Police rounded up members of the Islamic Defenders’ Front (FPI) at the group’s headquarters in Jakarta.

The move came after stick-wielding FPI members allegedly beat several people at the rally on Sunday.

The gathering had called for tolerance towards the minority Ahmadiyah sect - which some Indonesians want banned.

Growing gulf

Police spokesman Abubakar Nataprawira confirmed the detentions in the pre-dawn raid.

“We have taken for questioning a total of 57 people,” he told the AFP news agency.

“However, whether they will be declared suspects or not will depend on the result of their questioning,” he said.

Sunday’s rally was organised by the National Alliance for Freedom of Religion and Faith.

Several speakers had urged tolerance towards the Ahmadiyah sect, whose beliefs differ from mainstream Islam.

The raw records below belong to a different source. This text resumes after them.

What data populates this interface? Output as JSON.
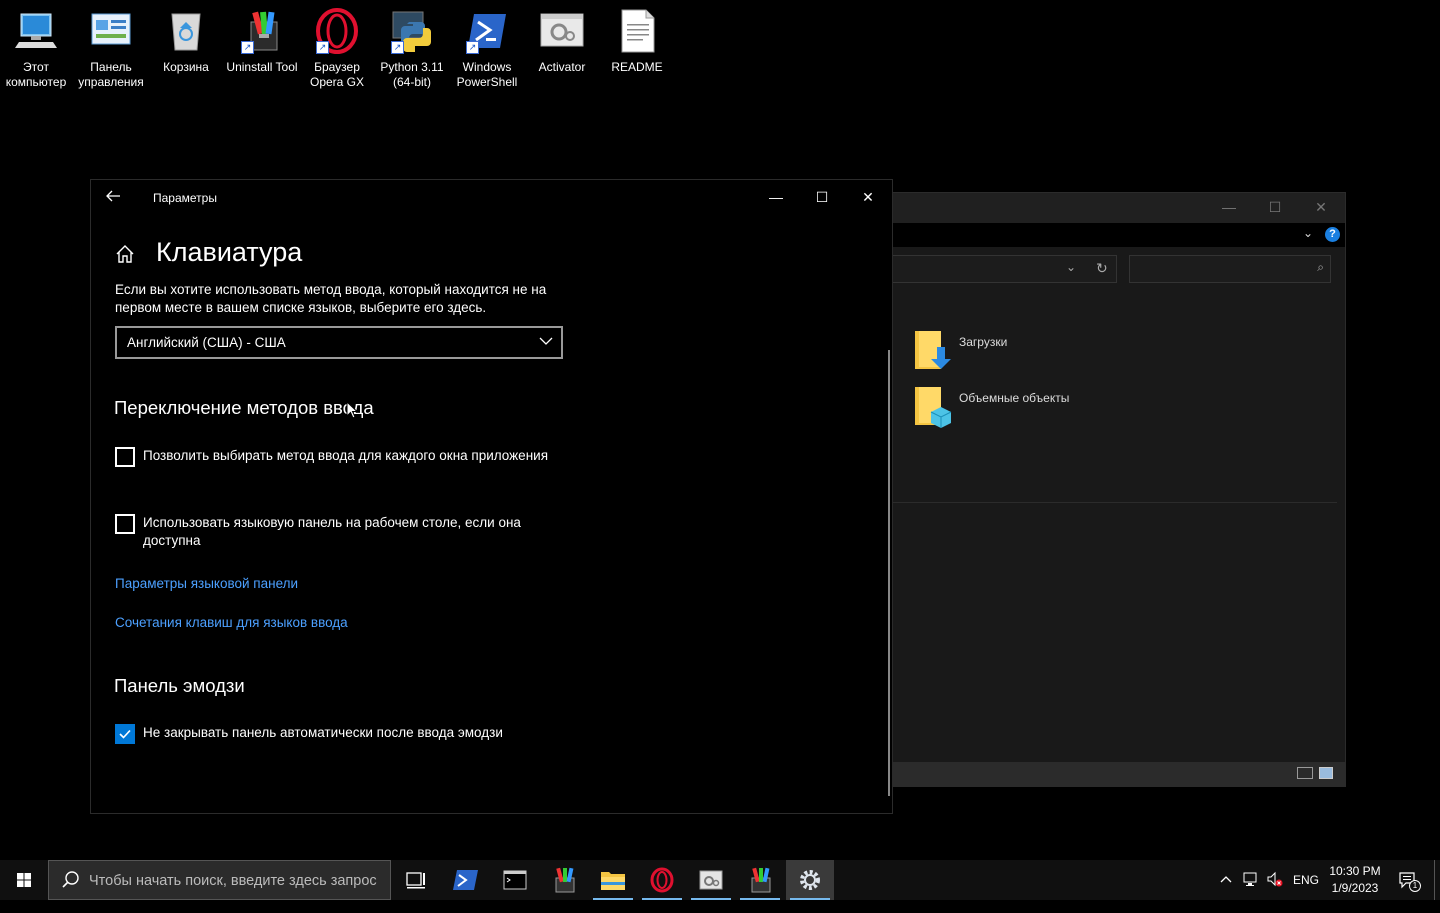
{
  "desktop": {
    "icons": [
      {
        "label1": "Этот",
        "label2": "компьютер"
      },
      {
        "label1": "Панель",
        "label2": "управления"
      },
      {
        "label1": "Корзина",
        "label2": ""
      },
      {
        "label1": "Uninstall Tool",
        "label2": ""
      },
      {
        "label1": "Браузер",
        "label2": "Opera GX"
      },
      {
        "label1": "Python 3.11",
        "label2": "(64-bit)"
      },
      {
        "label1": "Windows",
        "label2": "PowerShell"
      },
      {
        "label1": "Activator",
        "label2": ""
      },
      {
        "label1": "README",
        "label2": ""
      }
    ]
  },
  "explorer": {
    "items": [
      {
        "label": "Загрузки"
      },
      {
        "label": "Объемные объекты"
      }
    ]
  },
  "settings": {
    "window_title": "Параметры",
    "page_title": "Клавиатура",
    "description": "Если вы хотите использовать метод ввода, который находится не на первом месте в вашем списке языков, выберите его здесь.",
    "input_method_value": "Английский (США) - США",
    "section_switch": "Переключение методов ввода",
    "checkbox_per_app": {
      "label": "Позволить выбирать метод ввода для каждого окна приложения",
      "checked": false
    },
    "checkbox_langbar": {
      "label": "Использовать языковую панель на рабочем столе, если она доступна",
      "checked": false
    },
    "link_langbar_options": "Параметры языковой панели",
    "link_hotkeys": "Сочетания клавиш для языков ввода",
    "section_emoji": "Панель эмодзи",
    "checkbox_emoji": {
      "label": "Не закрывать панель автоматически после ввода эмодзи",
      "checked": true
    }
  },
  "taskbar": {
    "search_placeholder": "Чтобы начать поиск, введите здесь запрос",
    "language": "ENG",
    "time": "10:30 PM",
    "date": "1/9/2023",
    "notification_count": "1"
  },
  "colors": {
    "accent": "#0078d7",
    "link": "#4ca0ff"
  }
}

The subsequent violence at the gathering sparked an outcry by moderate Muslims.

The BBC’s Lucy Williamson in Jakarta says that the alleged involvement of FPI members has shone a spotlight on the group’s activities, and further widened the gulf between liberal and hard-line Muslim organisations.

The FPI leader told his followers this week to prepare for war against the minority Ahmadiyah and those who supported their right to exist.

But the FPI’s own right to exist has also come into question, with many people calling on the government to ban them, our correspondent adds.

A presidential spokesman said the state was looking at whether there was a legal case for banning them.